Do read the whole thing.
Henry Petroski RIP
One of my favourite authors has passed away. The NYT has a nice obit:
Henry Petroski, who demystified engineering with literary examinations of the designs and failures of large structures like buildings and bridges, as well as everyday items like the pencil and the toothpick, died on June 14 in hospice care in Durham, N.C. He was 81.
He wrote a series of 20 lovely books about the art and craft (and science) of engineering. My favourites are:
To Engineer Is Human: The Role of Failure in Successful Design (1985)
The Pencil: A History of Design and Circumstance (1990)
Success Through Failure: The Paradox of Design. (2006)
My favourite is his book on the pencil, which — according to the NYT obit — was
Spurred on partly by the inferior quality of the pencils he was given at Duke, he used engineering equations in a 1987 paper in the Journal of Applied Mechanics to describe why pencil points break.
“By asking why and how a pencil point breaks in the way it does,” he concluded, “we are not only led to a better understanding of the tools of stress analysis and their limitations, but we are also led to a fuller appreciation of the wonders of technology when we analyze the aptness of such a manufactured product as the common pencil.”
May he rest in peace.
My commonplace booklet
Content alert: for serious petrolheads only
A Jaguar Mk IX spotted in the car park of an hotel in Thiers the other day. When I was a kid a wealthy landowner who lived nearby (in some style) had one, and I remember thinking that if I ever got rich I would have one too. In the end, I only managed to get a 3.8-litre Mark II which I ran until the quadrupling of the oil price after the Yom Kippur war made it a grotesquely unaffordable luxury.

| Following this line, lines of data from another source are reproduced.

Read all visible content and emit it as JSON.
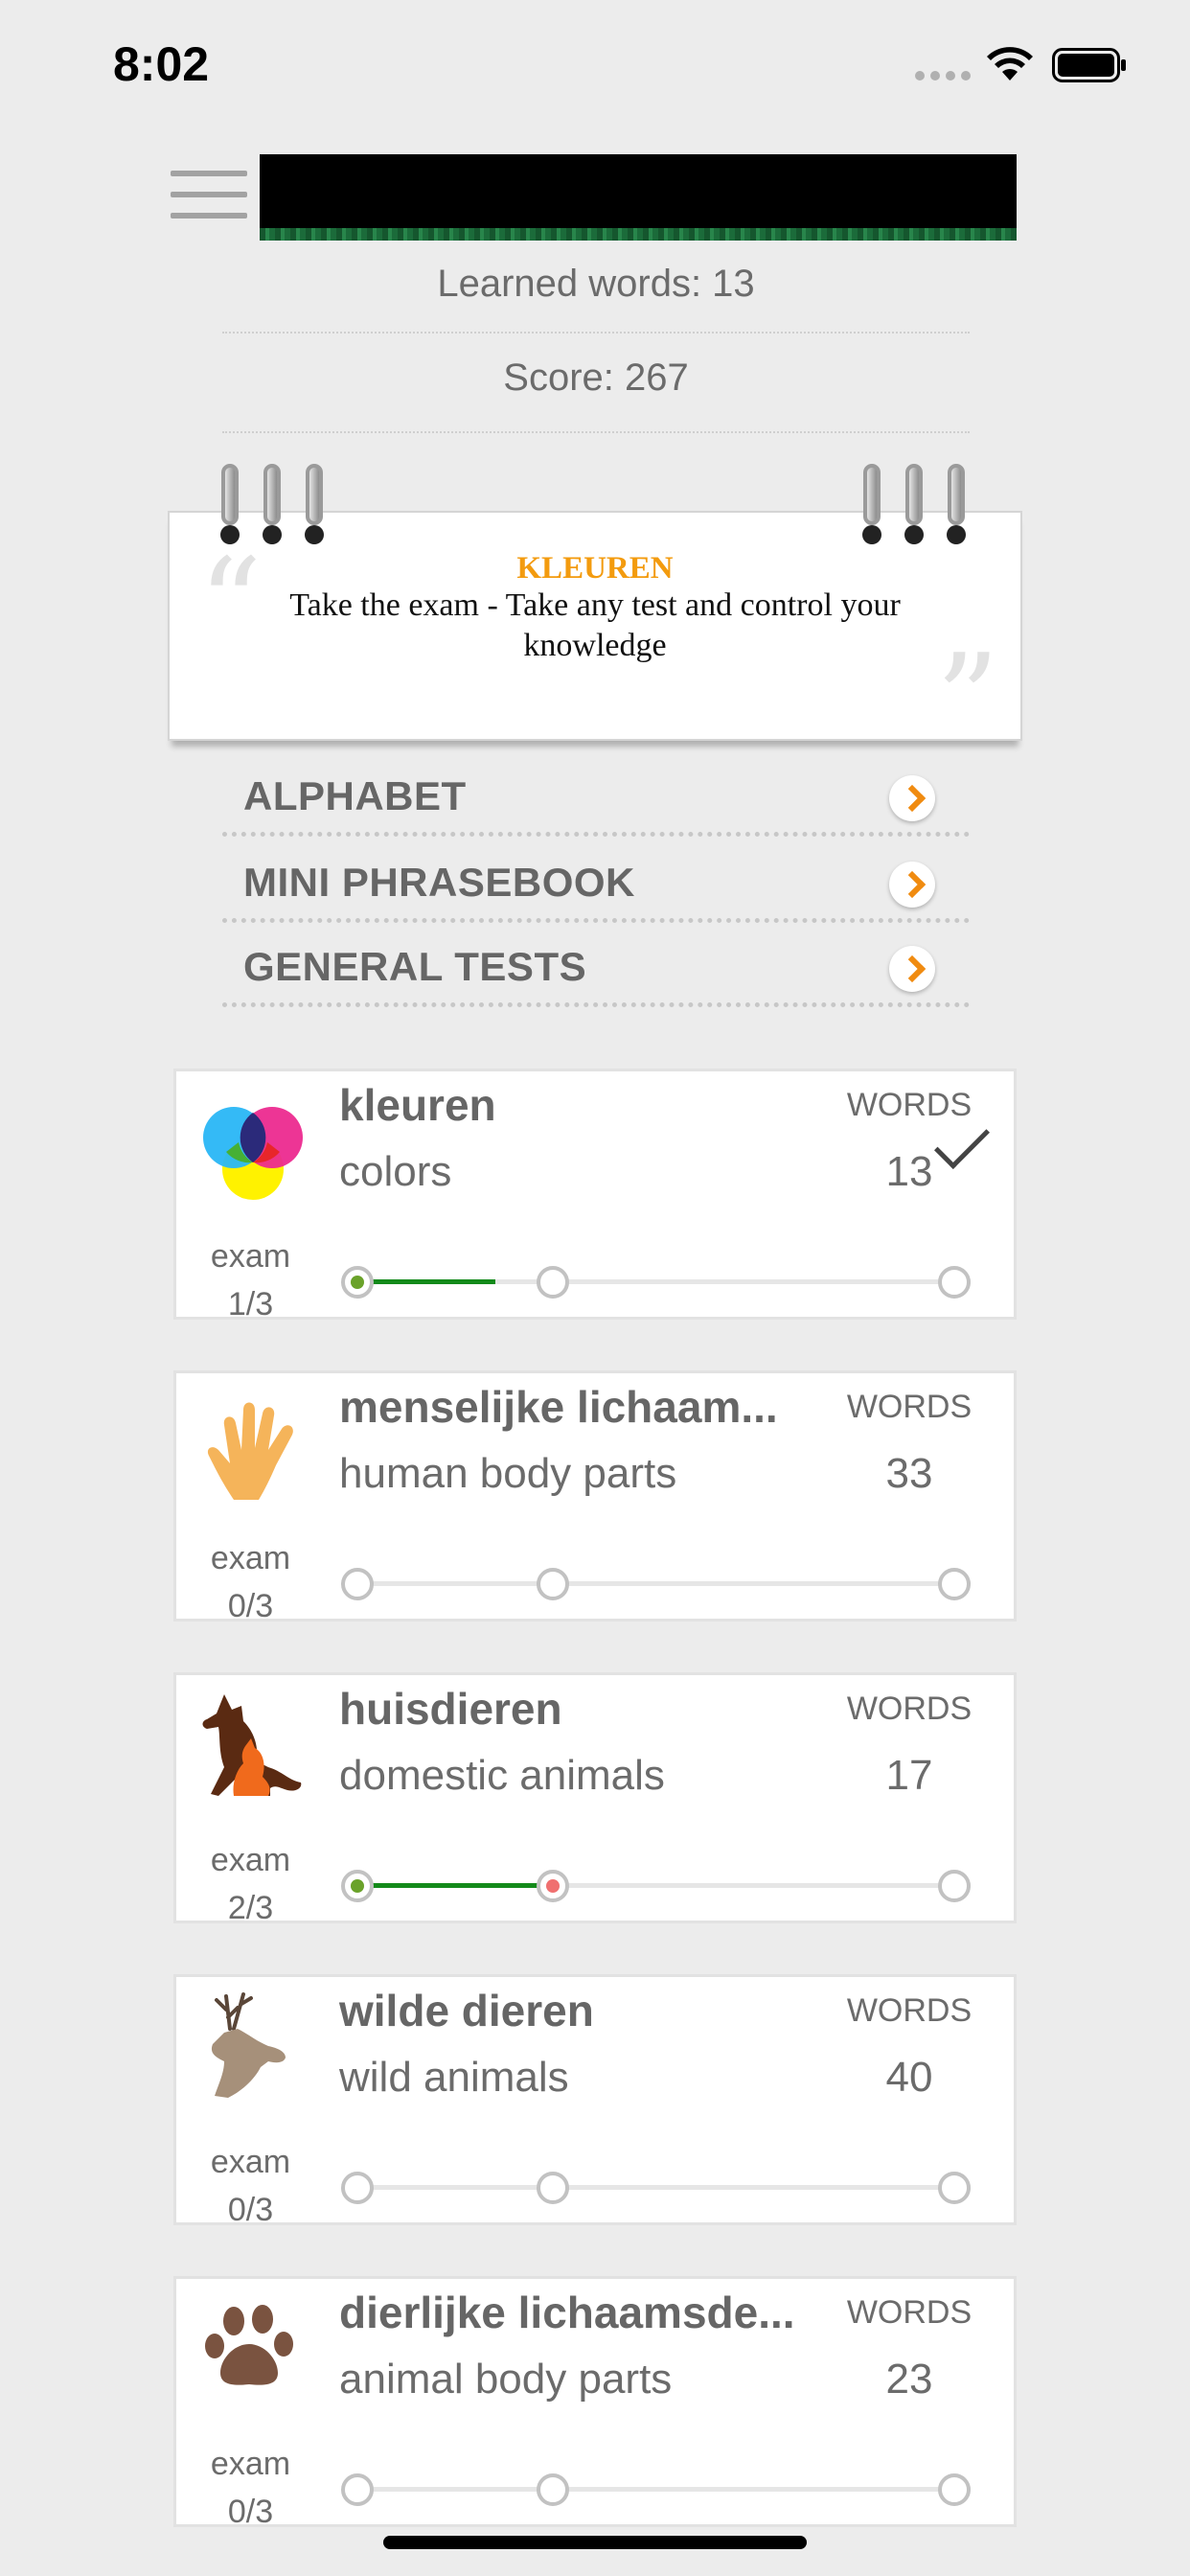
{
  "status": {
    "time": "8:02"
  },
  "stats": {
    "learned": "Learned words: 13",
    "score": "Score: 267"
  },
  "note": {
    "title": "KLEUREN",
    "text": "Take the exam - Take any test and control your knowledge"
  },
  "sections": [
    {
      "label": "ALPHABET"
    },
    {
      "label": "MINI PHRASEBOOK"
    },
    {
      "label": "GENERAL TESTS"
    }
  ],
  "words_label": "WORDS",
  "exam_label": "exam",
  "categories": [
    {
      "title": "kleuren",
      "subtitle": "colors",
      "count": "13",
      "exam": "1/3",
      "icon": "color-circles-icon",
      "completed": true
    },
    {
      "title": "menselijke lichaam...",
      "subtitle": "human body parts",
      "count": "33",
      "exam": "0/3",
      "icon": "hand-icon"
    },
    {
      "title": "huisdieren",
      "subtitle": "domestic animals",
      "count": "17",
      "exam": "2/3",
      "icon": "dog-cat-icon"
    },
    {
      "title": "wilde dieren",
      "subtitle": "wild animals",
      "count": "40",
      "exam": "0/3",
      "icon": "deer-icon"
    },
    {
      "title": "dierlijke lichaamsde...",
      "subtitle": "animal body parts",
      "count": "23",
      "exam": "0/3",
      "icon": "paw-icon"
    }
  ],
  "colors": {
    "accent": "#f39b0e",
    "progress": "#138a1a",
    "banner": "#000000"
  }
}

According to Wikipedia, the Mark IX was popular with governments and Heads of State.
The Mark IX was popular as a state car. When Charles de Gaulle paid a state visit to Canada in 1960, the official cars for the motorcade were Mark IX Jaguars. The British Queen Mother had a Jaguar Mark VII, which was progressively upgraded to be externally identical to the later Mark IX. The Nigerian government bought forty Mark IXs, painted in state colours of green and white. The large Jaguars of the 1950s were sufficiently popular in western Africa that “Jagwah” survives as a colloquialism for “smart man-about-town”.